The King then sent his servants to bring back Yagnavalkya, who refused.  Then Vaishampayana interfered and asked Yagnavalkya to help the King.  Yagnavalkya again refused.  Then Vaishampayanaru got angry and told Yagnavalkya to leave the ashrama immediately.  He also told Yagnavalkya to unlearn every bit of Yajurveda which he had studied from Vaishampayana by vomiting the entire Yajurveda.  Yagnavalkya, by his yogic powers, gave a shape and form to the Yajurveda taught by Vaisampayana, gathered it together and spewed it on to the ground. Huge tongues of flames of smouldering fire leapt from the emitted Vedas and began to blaze the entire place in frightening fury, as the fire of Yajurveda mantras, shining bright and brilliant, would spread and envelop the entire world.

Taittareeya

By that time Sri Vedavyasaru came there from his Theertha Yatra, on the request from Vaishampayanaru to help, Vedavyasa Devaru sprinkled Theertha from his kamandala on some of the sishyas of Vaisampayana, namely, Apasthamba, Bodayana, Oukya, Kandiya, Kada, Dupuka, Sathyashada, Hirenyakesa etc., who happen to be present there and transformed them to the form of tittri birds i.e. ostriches and instructed to lap up the flames of the Yajurveda.
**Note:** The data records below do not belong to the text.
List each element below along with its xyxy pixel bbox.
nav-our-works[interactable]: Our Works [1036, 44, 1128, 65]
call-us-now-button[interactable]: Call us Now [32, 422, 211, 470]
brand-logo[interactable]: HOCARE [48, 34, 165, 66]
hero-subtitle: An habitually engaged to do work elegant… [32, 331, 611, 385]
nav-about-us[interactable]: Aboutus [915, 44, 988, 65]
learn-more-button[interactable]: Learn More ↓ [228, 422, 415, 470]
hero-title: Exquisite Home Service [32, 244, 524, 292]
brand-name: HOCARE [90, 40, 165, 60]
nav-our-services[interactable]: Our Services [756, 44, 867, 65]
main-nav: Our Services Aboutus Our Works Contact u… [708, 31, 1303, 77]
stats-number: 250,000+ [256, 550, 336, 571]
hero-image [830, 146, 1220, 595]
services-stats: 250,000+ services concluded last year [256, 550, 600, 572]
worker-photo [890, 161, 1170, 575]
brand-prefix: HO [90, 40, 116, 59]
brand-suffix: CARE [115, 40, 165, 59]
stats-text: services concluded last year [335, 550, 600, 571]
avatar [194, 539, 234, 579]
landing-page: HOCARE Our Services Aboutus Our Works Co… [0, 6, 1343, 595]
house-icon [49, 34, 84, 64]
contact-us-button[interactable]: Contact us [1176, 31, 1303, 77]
It is said that because of this incidence this branch of
Vedic knowledge has come to be known as “Taittreeya.”

Yagnavalkya vomited only the Yajur Veda taught by Vaisampayana and that he retained the other Vedas, the Rig, Sama and Atharva Vedas which he had earlier learnt from different gurus.

King Supriya’s refusal to take the Prasad led to Shukla Yajurveda and Taittreeyam.   This served as the means for the subsequent revelation and exposition of the Shukla Yajur Veda through Yagnavalkya.  But for the behaviour of king Supriya, Yagnavalkya’s refusal to cure the king and the indignation of Rishi Vaishampayana mankind would not have had the benefits of the treasures of Shukla Yajur Veda.

Shukla Yajur Veda was revealed to the sage Sri Yogeeswara directly by Lord Surya.